Es handelte sich um das Projekt eines Langzeit-Filmregie-Studierenden, der sich entschieden hatte, nach einer mehrstelligen Anzahl Semestern nun endlich doch noch seinen Abschlussfilm zu realisieren. Die meisten der etwa 15 Darsteller*innen waren Laien, hauptsächlich exzentrische Typecasts - und eine davon die aktuelle Affäre meines Mitbewohners. Sie hatte, ohne uns zu fragen, unsere Wohnung zum Drehort erklärt - und Silvester zur Nacht der Aufnahme.
Die Filmleute waren alle schon mindestens in den Dreißigern (die meisten von ihnen wahrscheinlich ebenfalls Studierende in zweistelligen Semestern), verhielten sich aber ein bisschen wie gierige Teenager, indem sie all unseren Crémant austranken und unseren Bio-Lachs auffraßen. Sie okkupierten auch das Badezimmer eine gute Stunde lang, denn sie schminkten sich vor dem Spiegel die Gesichter: eine kulturell ambivalente »Kriegsbemalung«. Ihre Uniformen waren wahrscheinlich ein Konglomerat all dessen, was der spartanisch ausgestattete Universitätsfundus hergegeben hatte.
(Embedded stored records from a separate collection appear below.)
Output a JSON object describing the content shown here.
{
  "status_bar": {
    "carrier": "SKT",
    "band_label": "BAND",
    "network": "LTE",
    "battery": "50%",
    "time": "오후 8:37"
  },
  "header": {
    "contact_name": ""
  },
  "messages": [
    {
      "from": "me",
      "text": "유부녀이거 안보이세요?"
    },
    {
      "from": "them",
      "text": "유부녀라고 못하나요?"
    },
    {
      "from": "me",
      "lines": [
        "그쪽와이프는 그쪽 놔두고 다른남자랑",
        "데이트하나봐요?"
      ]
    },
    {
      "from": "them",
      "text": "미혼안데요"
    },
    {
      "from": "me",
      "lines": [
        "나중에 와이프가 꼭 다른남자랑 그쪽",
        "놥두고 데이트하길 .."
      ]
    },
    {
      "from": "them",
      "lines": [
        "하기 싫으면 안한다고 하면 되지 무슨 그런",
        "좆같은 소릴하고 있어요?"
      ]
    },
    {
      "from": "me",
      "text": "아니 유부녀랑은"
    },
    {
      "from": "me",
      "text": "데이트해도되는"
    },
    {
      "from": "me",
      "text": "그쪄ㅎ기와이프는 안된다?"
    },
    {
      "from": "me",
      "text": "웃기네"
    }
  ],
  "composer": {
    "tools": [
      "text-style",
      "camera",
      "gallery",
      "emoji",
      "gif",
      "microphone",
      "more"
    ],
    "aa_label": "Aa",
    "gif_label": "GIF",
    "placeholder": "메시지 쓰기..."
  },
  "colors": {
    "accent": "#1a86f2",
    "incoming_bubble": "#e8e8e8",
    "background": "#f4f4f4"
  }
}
Die falschen Krieger*innen hatten auch Waffen mitgebracht - ebenfalls eine Sammlung all dessen, was zufällig im Bestand der Hochschule gelandet war. Es handelte sich hauptsächlich um Gewehre, aber auch Säbel, Pistolen und Schwerter waren dabei. Am nächsten Tag fand ich eine täuschend echt aussehende Kalaschnikow in meiner Badewanne - sie schien so identisch mit dem Originalmodell, dass sogar ich (absolut keine Waffenspezialistin) sie sofort zuordnen konnte. Im ersten Moment hatte ich richtig Angst, sie anzufassen, weil ich dachte, sie könnte direkt losgehen und entweder mich selbst oder meine Badewanne erschießen.
Um Punkt Mitternacht rannten also die 15 Menschen in Uniformen laut brüllend auf die Straße - mit der Intention, vor meinem Haus den »Dritten Weltkrieg« nachzuspielen: Eine Idee, die zugegebenermaßen gar nicht so besonders absurd war. Die Nachtleben-intensive Straße, in der mein Haus steht, erinnert (dieses Jahr leider sogar trotz Böllerverbot) schon Tage vor Silvester an das, was sich friedensgewöhnte deutsche Kids (wie ich) unter »Krieg« vorstellen.
Der Film wurde nie fertig - stattdessen flog der Regiestudent kurz darauf von der Schule, weil er versuchte, Studierende zu agitieren, den Rektor zu stürzen. Ich hatte von Anfang an einen kleinen Crush auf ihn gehabt und danach immer wieder gehofft, ihn zufällig wiederzusehen, aber natürlich fiel er nie wieder in meine Wohnung ein, weder mit noch ohne seine Armee. Einmal aber trafen wir uns doch noch, spätnachts vor einer Kneipe. Wir spazierten gemeinsam bis zu meiner Haustür, und ich versprach ihm, ihn zu kontaktieren, um einen Termin für die Waffenübergabe zu organisieren - was aber aus irgendeinem Grund nie passierte.
Die Kalaschnikow habe ich bis heute. Meine Mutter erschreckt sich jedes Mal zu Tode über das Spielzeug, fordert mich auf, es doch bitte endlich aus meiner Wohnung zu entfernen. »Wenn die Polizei das sieht, schießen die sofort«, sagt sie dann. Warum sie es für wahrscheinlich hält, dass die Polizei mich in meiner Wohnung besucht, weiß ich nicht.